Il documento conclusivo del Forum alternativo ricorda anche la situazione turca. Qui, la morsa delle dighe a tutti i costi e della privatizzazione è in agguato: “Il governo turco vuole privatizzare sia i servizi che i bacini idrici. Vuole inoltre creare una diga su tutti i fiumi del paese”.
Il rapporto 2009 per l’acqua, preparato in vista del Forum alternativo dalla Camera dell’unione degli architetti e ingegneri (TMMOB), sottolinea alcuni punti fondamentali della questione, a partire dalla scelta della città di Istanbul: “Hanno deciso di realizzare il Forum a Istanbul dal momento che sono al corrente della grandezza del mercato che il nostro paese costituirà con i paesi ad esso confinanti”.
La Turchia non è un paese ricco di risorse idriche. Secondo i dati forniti dalla DSİ riferiti alla popolazione nel 2000, la quantità di acqua rinnovabile procapite su base annua è di circa 3.500 m3 contro la media mondiale di 7.600 m3. Rilevamenti del 2005 indicano che la quantità di acqua disponibile sul territorio nazionale turco è composto da 98 miliardi di m3 di acqua che si trova sulla superficie della terra (di cui 3 miliardi di m3 provengono dall’apporto di fiumi che hanno origine nei paesi confinanti) e da altri 12 miliardi di m3 di acque sotterranee. Di questi complessivi 110 miliardi di m3, sono resi utilizzabili solo il 35%. Resta inoltre una grande disparità nella distribuzione stagionale e regionale dell’acqua disponibile.

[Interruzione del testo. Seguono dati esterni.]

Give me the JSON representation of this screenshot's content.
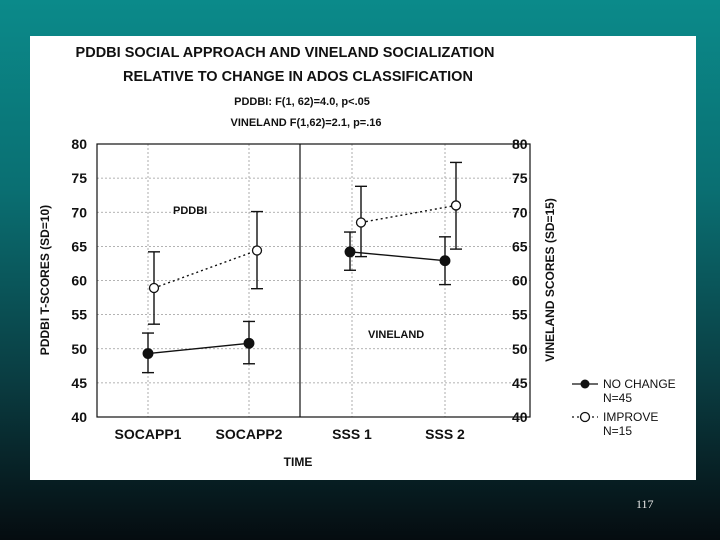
{
  "slide": {
    "page_number": "117"
  },
  "chart_data": {
    "type": "line",
    "title": [
      "PDDBI SOCIAL APPROACH AND VINELAND SOCIALIZATION",
      "RELATIVE TO CHANGE IN ADOS CLASSIFICATION"
    ],
    "subtitle": [
      "PDDBI: F(1, 62)=4.0, p<.05",
      "VINELAND F(1,62)=2.1, p=.16"
    ],
    "xlabel": "TIME",
    "ylabel_left": "PDDBI T-SCORES (SD=10)",
    "ylabel_right": "VINELAND SCORES (SD=15)",
    "ylim": [
      40,
      80
    ],
    "yticks": [
      "40",
      "45",
      "50",
      "55",
      "60",
      "65",
      "70",
      "75",
      "80"
    ],
    "categories": [
      "SOCAPP1",
      "SOCAPP2",
      "SSS 1",
      "SSS 2"
    ],
    "grid": true,
    "legend_position": "right",
    "annotations": {
      "left_panel": "PDDBI",
      "right_panel": "VINELAND"
    },
    "series": [
      {
        "name": "NO CHANGE",
        "n": "N=45",
        "marker": "filled-circle",
        "line": "solid",
        "values": [
          49.3,
          50.8,
          64.2,
          62.9
        ],
        "err_low": [
          46.5,
          47.8,
          61.5,
          59.4
        ],
        "err_high": [
          52.3,
          54.0,
          67.1,
          66.4
        ]
      },
      {
        "name": "IMPROVE",
        "n": "N=15",
        "marker": "open-circle",
        "line": "dotted",
        "values": [
          58.9,
          64.4,
          68.5,
          71.0
        ],
        "err_low": [
          53.6,
          58.8,
          63.5,
          64.6
        ],
        "err_high": [
          64.2,
          70.1,
          73.8,
          77.3
        ]
      }
    ],
    "colors": {
      "line": "#111111",
      "grid": "#9a9a9a",
      "panel": "#ffffff"
    }
  }
}
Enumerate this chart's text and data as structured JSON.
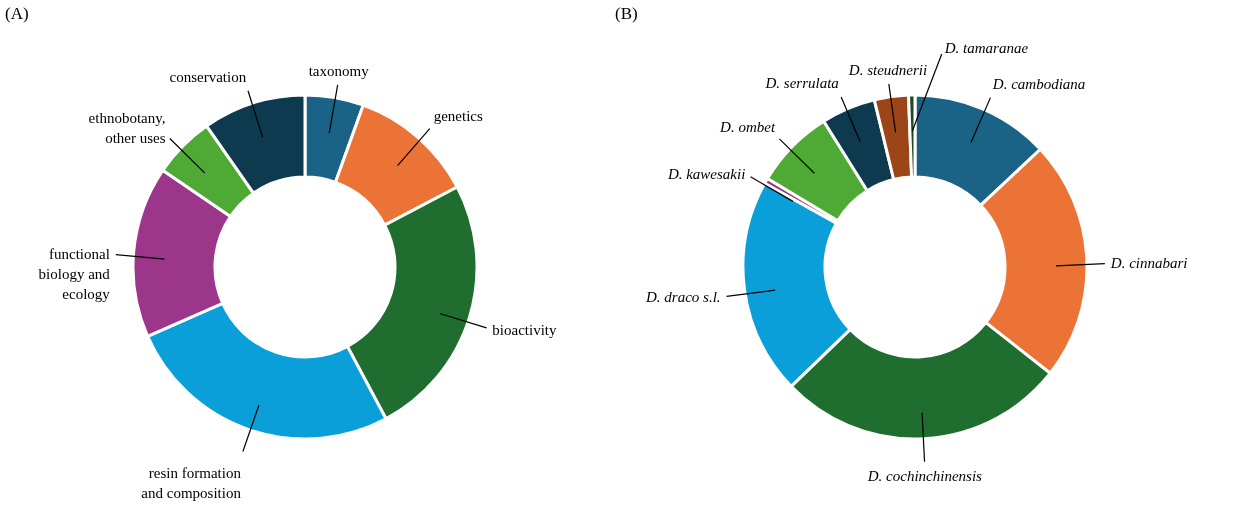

La soluzione avanzata dal governo a questa esiguità di risorse è quella di costruire ovunque dighe, “non lasciare che le acque scorrano invano” è infatti il motto del ministro dell’Ambiente turco. Sono circa 600 le dighe progettate dalla DSİ, la maggior parte delle quali è finalizzata alla produzione elettrica. I tre fiumi presi di mira a questo scopo sono il Çoruh, il Göksu e il Dicle (Eufrate).
Sul Tigri e l'Eufrate sono previste, nel complesso progetto per il sudest denominato “GAP”, 22 dighe. Questo potrebbe causare una grave diminuzione nel flusso delle acque verso l’Iraq e la Siria, in considerazione del fatto che in passato il governo turco ha parlato della possibilità di “usare l’acqua come arma”, un modo per affermare la propria supremazia territoriale e politica. Per il momento tuttavia il presidente irakeno Talabani, nel discorso tenuto il 16 marzo al mini-vertice dei capi di stato all’interno del Forum, ha ringraziato la Turchia per aver incrementato il flusso dell’acqua in arrivo in Irak.
Il GAP è una delle priorità del governo turco. Da un lato sostiene che, una volta terminato il progetto, le zone interessate, abitate per la maggior parte da popolazione curda, avrebbero finalmente mezzi di sostentamento, sviluppo sociale ed economico. Ma nel realizzare i progetti in questione non si considerano mai le esigenze e richieste della popolazione locale. Ne è un esempio il caso della diga Ilısu, bene nota anche all’estero per gli effetti devastanti che andrebbe ad avere a più livelli sull’antica città di Hasankeyf.
Qui, solo qualche giorno prima dell’inizio del Forum alternativo, si è fermata anche la ‘Carovana dell’acqua’, una delegazione italiana composta da una trentina di rappresentanti di diverse associazioni tra cui Emilio Molinari, presidente del Comitato italiano per il Contratto Mondiale dell’Acqua.